There’s a poster in the bathroom at the climbing gym that says: Ask yourself if what you are doing today is getting you closer to where you want to be tomorrow.
I really like this. I am moved by it every time I see it, and I have seen it many times. It has pushed me to be a better climber: Do the pull-ups, go through the routine on the hangboard, take the lead fall. It has pushed me to stop running, climb more frequently, and dedicate an afternoon a week to core training. When I started climbing a few years ago, I knew I’d found something special, something that I really loved the way I hadn’t loved anything since I moved away from snow and left my skis behind. I want to be good at it and I have been working to make that happen.
The climbing gym has other inspirational posters (Sometimes stillness is harder than movement and Climbing is like dancing on the wall) that never fail to catch my attention but this is the one that speaks to me the most.
Ask yourself if what you are doing today is getting you closer to where you want to be tomorrow. Just last week I wrote this on the board for my grade 12 students. They are currently sitting their mock exams in preparation for their real AP and IBDP exams in May. Most students’ university acceptances depend on these exams and they are learning right now how prepared they are. So, this is a pivotal time. This is an opportunity for students to gain confidence in what they know and make adjustments to habits and patterns in response to what they don’t know. Are you, right now, doing what is required to get you where you want to be? There is force and agency behind this question, as well as the explicit onus of responsibility.
But there is a significance far beyond grades and university acceptances. There is the cold, hard fact that all of our actions have consequences. The choices we make, and we are constantly making choices, set us on certain paths and allow for different possibilities. This not only affirms who we are, whether or not that is who we want to be, but also lays the foundation for who we will become.
I’ve been thinking back lately to the understanding I had of myself and those around me when I was younger. Over time, I have met people who I look up to, admire, and still aspire to be like, years later. But I have also met people who have had quite the opposite affect. The memories of the words and actions of these people still send anger coursing through my body. Years and years later.
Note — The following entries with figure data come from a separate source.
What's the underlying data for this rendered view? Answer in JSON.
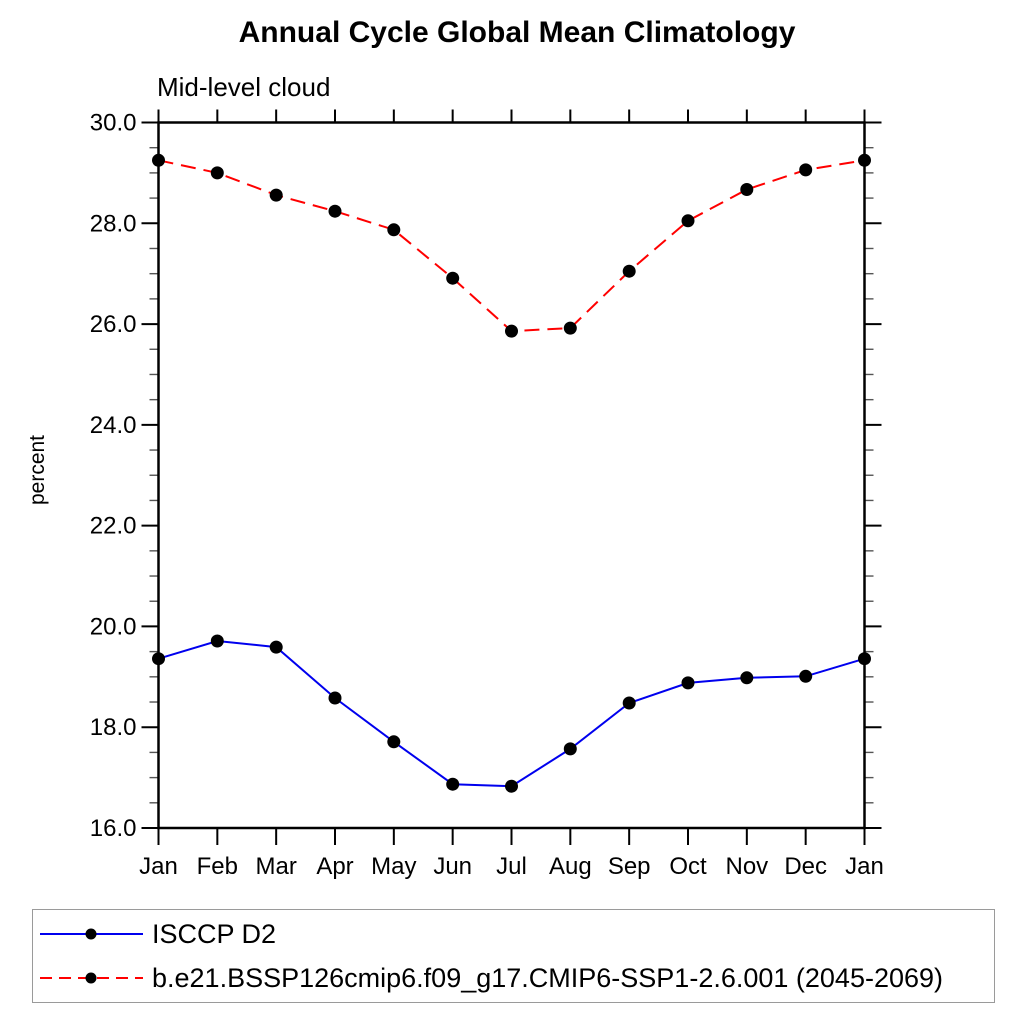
{
  "title": "Annual Cycle Global Mean Climatology",
  "subtitle": "Mid-level cloud",
  "chart_data": {
    "type": "line",
    "title": "Annual Cycle Global Mean Climatology",
    "subtitle": "Mid-level cloud",
    "xlabel": "",
    "ylabel": "percent",
    "x_categories": [
      "Jan",
      "Feb",
      "Mar",
      "Apr",
      "May",
      "Jun",
      "Jul",
      "Aug",
      "Sep",
      "Oct",
      "Nov",
      "Dec",
      "Jan"
    ],
    "ylim": [
      16.0,
      30.0
    ],
    "ytick_major": [
      16,
      18,
      20,
      22,
      24,
      26,
      28,
      30
    ],
    "ytick_labels": [
      "16.0",
      "18.0",
      "20.0",
      "22.0",
      "24.0",
      "26.0",
      "28.0",
      "30.0"
    ],
    "ytick_minor_step": 0.5,
    "grid": false,
    "legend_position": "bottom",
    "series": [
      {
        "name": "ISCCP D2",
        "color": "#0000ee",
        "style": "solid",
        "marker": "black-dot",
        "marker_color": "#000000",
        "values": [
          19.36,
          19.71,
          19.59,
          18.58,
          17.71,
          16.87,
          16.83,
          17.57,
          18.48,
          18.88,
          18.98,
          19.01,
          19.36
        ]
      },
      {
        "name": "b.e21.BSSP126cmip6.f09_g17.CMIP6-SSP1-2.6.001 (2045-2069)",
        "color": "#ff0000",
        "style": "dashed",
        "marker": "black-dot",
        "marker_color": "#000000",
        "values": [
          29.25,
          29.0,
          28.56,
          28.24,
          27.87,
          26.91,
          25.86,
          25.92,
          27.05,
          28.05,
          28.67,
          29.06,
          29.25
        ]
      }
    ]
  }
}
Part of our understanding of where we want to be, therefore, should come with an awareness of who we want to be around. We want to be around people who will lift us up rather than tear us down, people who will answer the phone far too late just because we called when it was far too late. We want to be around people who challenge us in constructive rather than destructive ways, people who give us room to grow. If we are lucky, we will also surround ourselves with people whose trust goes unquestioned, people who have already forgiven our trespasses. And when we find people like this, we should hope that we will know better than to let them go.
Where we are thus encompasses who we are, and who we are helps us make choices about where we want to be. I could not be planning yet another move alone to yet another country had I not made the choice to be the person who makes the most sense to me. And this choice has not come easily, which is also how I know it is right. The life I am living is a life I never could have imagined and I would have laughed at anyone who told me three, six, or ten years ago that this would be my world. Thinking back to what I thought I wanted, and thinking ahead to what I dream about, is sometimes a masochistic exercise fuelled by hard liquor and late nights. But this is the driver of change. Ask yourself if what you are doing today is getting you closer to where you want to be tomorrow.
And according to an artist whose work I bought many years ago when it brought me to tears: If you want something you have never had, you must do something you have never done.